Kirche/Kloster

Kriegsgräberstätte

Am Speckweg 9, 35510 Butzbach

Highlights

  • Die Kriegsgräberstätte Butzbach-Nieder-Weisel wurde im April 1945 angelegt und beherbergt 519 Tote aus dem Zweiten Weltkrieg.
  • 420 deutsche und 99 sowjetische sowie polnische Kriegstote ruhen hier, darunter auch Zivile und Zwangsarbeiter.
  • Der Volksbund gestaltete in den 1950er Jahren das Gelände um, die Pflege erfolgt seither durch die Stadt Butzbach.

Tipps

  • Die Kriegsgräberstätte ist ein Ort der Ruhe und Erinnerung, ideal für Spaziergänge und persönliche Reflexion.
  • Regelmäßige Pflege und Forschungsprojekte tragen zur Erhaltung der Geschichte bei – ehrenamtliches Engagement ist willkommen.
  • Führungen und Bildungsangebote sind für Gruppen buchbar, um die Geschichte der Kriegstoten vor Ort zu erfahren.

Eigenschaften

Entspannt Kulturell Ganzjährig

Über Kriegsgräberstätte

Die Kriegsgräberstätte in Butzbach im hessischen Westkreis ist eine Andachtsstätte und Mahnmal, das an die Opfer des Zweiten Weltkriegs erinnert. Sie wurde kurz vor Kriegsende angelegt und beherbergt die letzten Ruhestätten von insgesamt 519 Verstorbenen, darunter deutsche Soldaten sowie Kriegstote aus Polen und der Sowjetunion. Neben militärischen Toten finden sich hier auch Zivilopfer und Zwangsarbeiter, die in der Nachkriegszeit in diese Gedenkstätte überführt wurden.

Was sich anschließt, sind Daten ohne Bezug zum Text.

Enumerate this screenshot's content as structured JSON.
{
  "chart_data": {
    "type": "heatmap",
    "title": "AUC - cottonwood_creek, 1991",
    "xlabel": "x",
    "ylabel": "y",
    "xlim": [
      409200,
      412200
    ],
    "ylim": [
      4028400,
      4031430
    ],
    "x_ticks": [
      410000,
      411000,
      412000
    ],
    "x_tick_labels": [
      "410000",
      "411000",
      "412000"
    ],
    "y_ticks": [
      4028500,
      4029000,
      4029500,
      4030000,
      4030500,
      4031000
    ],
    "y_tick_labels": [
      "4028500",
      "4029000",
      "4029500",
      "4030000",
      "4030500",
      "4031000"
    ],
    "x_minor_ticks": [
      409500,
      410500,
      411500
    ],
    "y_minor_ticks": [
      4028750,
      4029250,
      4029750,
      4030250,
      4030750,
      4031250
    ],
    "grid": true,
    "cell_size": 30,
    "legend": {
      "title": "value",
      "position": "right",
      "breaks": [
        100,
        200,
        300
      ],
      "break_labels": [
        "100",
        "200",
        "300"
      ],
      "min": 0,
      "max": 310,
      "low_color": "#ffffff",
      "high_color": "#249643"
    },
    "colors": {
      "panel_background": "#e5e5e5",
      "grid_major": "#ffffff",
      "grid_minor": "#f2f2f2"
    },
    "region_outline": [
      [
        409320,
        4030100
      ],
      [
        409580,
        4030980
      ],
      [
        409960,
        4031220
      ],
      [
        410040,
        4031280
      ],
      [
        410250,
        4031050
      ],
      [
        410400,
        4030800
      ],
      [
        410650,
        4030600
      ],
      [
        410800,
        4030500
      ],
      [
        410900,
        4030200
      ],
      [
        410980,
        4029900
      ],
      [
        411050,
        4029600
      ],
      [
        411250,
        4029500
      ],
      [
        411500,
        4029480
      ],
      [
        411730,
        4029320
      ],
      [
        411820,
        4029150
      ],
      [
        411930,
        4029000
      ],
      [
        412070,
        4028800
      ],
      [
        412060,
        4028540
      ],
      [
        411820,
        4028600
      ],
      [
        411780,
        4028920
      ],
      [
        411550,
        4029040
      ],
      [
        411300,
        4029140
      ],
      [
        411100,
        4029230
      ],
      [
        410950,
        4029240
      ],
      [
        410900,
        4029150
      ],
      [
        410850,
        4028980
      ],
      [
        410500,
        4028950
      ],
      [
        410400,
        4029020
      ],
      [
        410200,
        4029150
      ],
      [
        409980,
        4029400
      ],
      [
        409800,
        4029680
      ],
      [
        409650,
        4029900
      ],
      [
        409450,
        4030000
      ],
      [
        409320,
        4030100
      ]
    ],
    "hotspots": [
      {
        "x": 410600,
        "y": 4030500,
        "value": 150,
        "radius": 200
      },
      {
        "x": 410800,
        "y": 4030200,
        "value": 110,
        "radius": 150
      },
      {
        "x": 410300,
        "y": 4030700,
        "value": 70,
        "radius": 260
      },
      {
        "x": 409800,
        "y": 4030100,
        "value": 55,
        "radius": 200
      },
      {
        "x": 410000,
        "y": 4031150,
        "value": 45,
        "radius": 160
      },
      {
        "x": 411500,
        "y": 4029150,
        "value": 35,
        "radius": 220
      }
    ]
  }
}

Der hintere Teil des Geländes ist dem Gräberfeld sowjetischer Kriegsgefangener gewidmet. Viele von ihnen starben in jungen Jahren, einige wurden namentlich identifiziert, während zahlreiche andere bis heute als „unbekannte sowjetische Soldaten“ gelistet sind. Unter den deutschen Kriegstoten sind besonders Angehörige der Geburtsjahrgänge zwischen 1920 und 1929 vertreten. Diese jungen Männer kämpften zumeist in Ersatz- und Ausbildungskompanien und verloren ihr Leben in der Endphase des Krieges. In Butzbach selbst wurden bis Kriegsende Soldaten in Kasernen ausgebildet, bevor sie an die Front geschickt wurden.

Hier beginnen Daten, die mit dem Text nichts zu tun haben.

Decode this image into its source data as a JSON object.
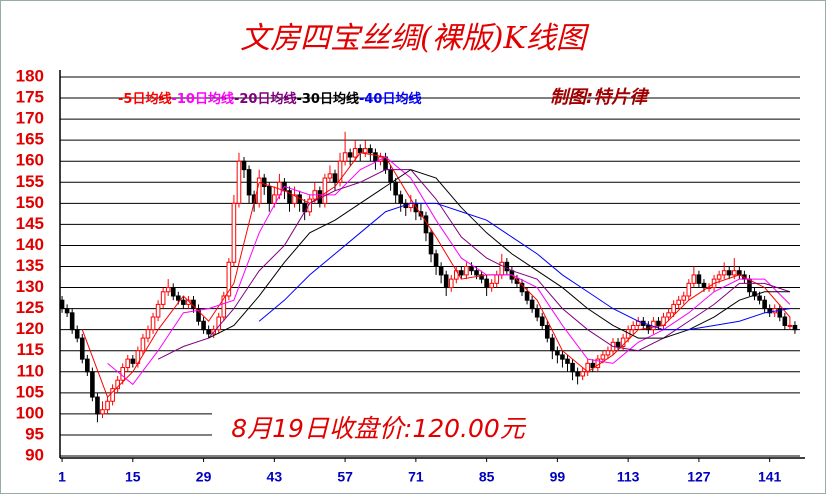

Die Gestaltung und Pflege der Stätte erfolgte über Jahrzehnte durch den Volksbund Deutsche Kriegsgräberfürsorge e.V. in Zusammenarbeit mit der Stadt Butzbach sowie regionalen Partnern. Seit den 1950er Jahren wurden mehrere Umgestaltungen vorgenommen, um das Gedenken an die Toten angemessen zu würdigen. Heute wird die Anlage von der Stadt betreut und dient nicht nur als Ruhestätte, sondern auch als Bildungs- und Lernort. Schülerprojekte und internationale Jugendbegegnungen nutzen die Stätte, um Geschichte lebendig zu machen und das Erinnern über Generationen hinweg zu sichern.

Besucher berichten, dass der Ort zum Innehalten und Nachdenken einlädt. Obwohl von Trauer geprägt, wird die Kriegsgräberstätte auch als friedvoller Raum inmitten der Natur wahrgenommen, an dem Spaziergänger gerne vorbeikommen. Die Stille des Ortes steht im Kontrast zu den bewegten Schicksalen, die hier ihren Ausdruck finden. Fotografien und Forschungsarbeiten, etwa von Schülerinnen und Schülern der Weidigschule Butzbach, tragen dazu bei, die Erinnerung an die Einzelschicksale lebendig zu erhalten.